L’esame incrociato della persona offesa, in taluni processi, è un passaggio vertiginoso, doloroso, ma inevitabile; e durante il controesame, come si sa, deve essere vagliata la credibilità del teste, con domande “libere” che possono essere anche molto scomode, crude, dirette; domande che un avvocato – nell’esercizio del mandato difensivo – ha il dovere di fare, specie nei reati di violenza sessuale, dove la persona offesa è il teste principale, e si discute sul consenso o meno al rapporto sessuale. Ovviamente sta alla sensibilità del singolo trovare un giusto equilibrio tra esercizio del diritto di difesa e rispetto della dignità della persona, e non trasformare la cross- examination in una gratuita vessazione della persona offesa, tanto inutile quanto inammissibile.
Lei ha scritto un libro sul processo mediatico: anche per noi giornalisti è diventato difficile parlare di “presunta vittima” in quei casi, perché siamo accusati di non credere alla parte offesa. Eppure abbiamo la responsabilità di una narrazione del processo oggettiva e rispettosa della presunzione di innocenza.
Questo punto è cruciale. Salvo casi eclatanti dove le responsabilità sono autoevidenti o confesse, prima del processo, e di una sentenza definitiva di condanna, non esiste alcuna vittima, ma solo una “possibile” vittima. Il problema è che la mediatizzazione della vicenda processuale edifica una “presunta vittima” prima del processo, sine iudicio, istituendola e sacralizzandola come tale agli occhi della comunità. Da questo ruolo è difficile tornare indietro, anche per la stessa vittima: se lo fa, anche solo modificando la propria versione, può subirne effetti deteriori, che spesso esitano in ustionanti episodi di victim blaming, altrettanto irrazionale e fuorviante quanto la sua celebrazione.

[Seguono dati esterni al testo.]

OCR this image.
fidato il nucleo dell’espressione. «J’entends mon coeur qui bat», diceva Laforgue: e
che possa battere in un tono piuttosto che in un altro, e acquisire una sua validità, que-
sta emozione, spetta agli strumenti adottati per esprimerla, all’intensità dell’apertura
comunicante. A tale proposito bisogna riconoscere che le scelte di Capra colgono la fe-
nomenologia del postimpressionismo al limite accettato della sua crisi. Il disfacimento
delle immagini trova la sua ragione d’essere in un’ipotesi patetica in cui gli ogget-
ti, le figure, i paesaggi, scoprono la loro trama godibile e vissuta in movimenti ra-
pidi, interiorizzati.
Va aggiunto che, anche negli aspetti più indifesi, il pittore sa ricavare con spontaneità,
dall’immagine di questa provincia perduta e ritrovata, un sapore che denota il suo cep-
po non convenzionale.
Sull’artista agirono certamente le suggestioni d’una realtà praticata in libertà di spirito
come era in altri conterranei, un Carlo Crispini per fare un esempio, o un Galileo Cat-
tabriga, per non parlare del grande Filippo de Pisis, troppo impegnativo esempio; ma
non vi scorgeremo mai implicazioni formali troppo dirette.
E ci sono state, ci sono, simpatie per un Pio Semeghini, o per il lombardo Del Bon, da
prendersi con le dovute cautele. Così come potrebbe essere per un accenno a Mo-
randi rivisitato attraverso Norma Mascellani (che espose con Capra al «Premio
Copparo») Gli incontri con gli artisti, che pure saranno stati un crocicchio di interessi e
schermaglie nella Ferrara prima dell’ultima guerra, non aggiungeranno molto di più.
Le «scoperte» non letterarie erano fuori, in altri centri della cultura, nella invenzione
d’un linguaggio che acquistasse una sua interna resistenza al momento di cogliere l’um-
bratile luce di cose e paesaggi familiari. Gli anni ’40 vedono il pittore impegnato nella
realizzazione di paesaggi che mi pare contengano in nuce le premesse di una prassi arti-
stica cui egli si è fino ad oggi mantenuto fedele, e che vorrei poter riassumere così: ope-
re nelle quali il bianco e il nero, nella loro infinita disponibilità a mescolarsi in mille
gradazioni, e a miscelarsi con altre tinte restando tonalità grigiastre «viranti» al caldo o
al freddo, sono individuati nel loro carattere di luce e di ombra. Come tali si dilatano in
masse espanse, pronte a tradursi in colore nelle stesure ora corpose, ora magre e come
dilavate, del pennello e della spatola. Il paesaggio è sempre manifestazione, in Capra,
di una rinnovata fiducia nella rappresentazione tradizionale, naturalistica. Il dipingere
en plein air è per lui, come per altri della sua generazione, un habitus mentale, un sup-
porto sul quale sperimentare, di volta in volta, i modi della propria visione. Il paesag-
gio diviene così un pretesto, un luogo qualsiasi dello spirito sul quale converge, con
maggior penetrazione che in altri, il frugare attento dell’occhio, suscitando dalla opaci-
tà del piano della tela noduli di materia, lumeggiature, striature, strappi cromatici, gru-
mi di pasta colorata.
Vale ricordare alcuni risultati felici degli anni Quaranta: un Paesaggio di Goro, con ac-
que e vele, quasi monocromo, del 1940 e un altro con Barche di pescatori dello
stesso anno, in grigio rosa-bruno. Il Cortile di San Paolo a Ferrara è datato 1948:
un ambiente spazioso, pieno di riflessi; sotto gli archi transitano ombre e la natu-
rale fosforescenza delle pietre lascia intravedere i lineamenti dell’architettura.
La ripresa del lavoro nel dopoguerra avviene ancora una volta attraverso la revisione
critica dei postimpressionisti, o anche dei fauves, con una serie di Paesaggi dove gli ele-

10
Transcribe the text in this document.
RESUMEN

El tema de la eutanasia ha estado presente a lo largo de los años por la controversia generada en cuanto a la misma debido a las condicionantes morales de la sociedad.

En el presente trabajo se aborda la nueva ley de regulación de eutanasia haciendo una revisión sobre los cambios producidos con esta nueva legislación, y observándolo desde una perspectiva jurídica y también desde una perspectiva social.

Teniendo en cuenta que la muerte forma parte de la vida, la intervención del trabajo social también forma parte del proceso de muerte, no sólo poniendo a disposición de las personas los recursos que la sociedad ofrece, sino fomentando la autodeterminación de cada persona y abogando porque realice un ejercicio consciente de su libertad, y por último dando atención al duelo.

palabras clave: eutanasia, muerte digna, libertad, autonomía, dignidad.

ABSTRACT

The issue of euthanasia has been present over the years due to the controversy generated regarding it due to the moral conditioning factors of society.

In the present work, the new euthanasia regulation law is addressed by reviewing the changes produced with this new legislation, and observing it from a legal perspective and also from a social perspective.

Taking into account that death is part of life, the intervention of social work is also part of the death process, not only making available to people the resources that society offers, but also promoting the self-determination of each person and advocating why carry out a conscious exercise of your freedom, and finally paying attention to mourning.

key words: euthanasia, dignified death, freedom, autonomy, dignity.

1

In Commissione al Senato sta passando sotto silenzio una modifica della Costituzione che si compone di un solo articolo: «1. All'articolo 111 della Costituzione, dopo il quinto comma, è inserito il seguente: “La Repubblica tutela le vittime di reato e le persone danneggiate dal reato”». Qual è il suo parere in merito?
Bisognerebbe riflettere molto prima di inserire una disposizione come questa, che peraltro appare del tutto inutile, essendo implicita e consolidata nella potestà punitiva affidata allo Stato. Il processo che gli illuministi volevano, per così dire, victim neutral, e che già ora è victim oriented, diventerebbe sempre più victim driven, trainato dalla vittima e dalla sua carica emotigena. Possiamo solo immaginare il passo successivo: aggiungere a questa previsione, o magari ricavarne in via ermeneutica, altri corollari, come un generalizzato obbligo di “lotta all’impunità”, o persino il diritto di ottenere la punizione del reo in capo alla vittima, il right to punishment: un definitivo congedo dal modello reocentrico a favore del modello vittimocentrico, e dal modello liberale di diritto penale, che – come ben mette in luce un saggio recente di Gabriele Fornasari - non riconosce nella pena l’unica risposta al reato, né nella punizione l’unica forma di compensazione delle vittime.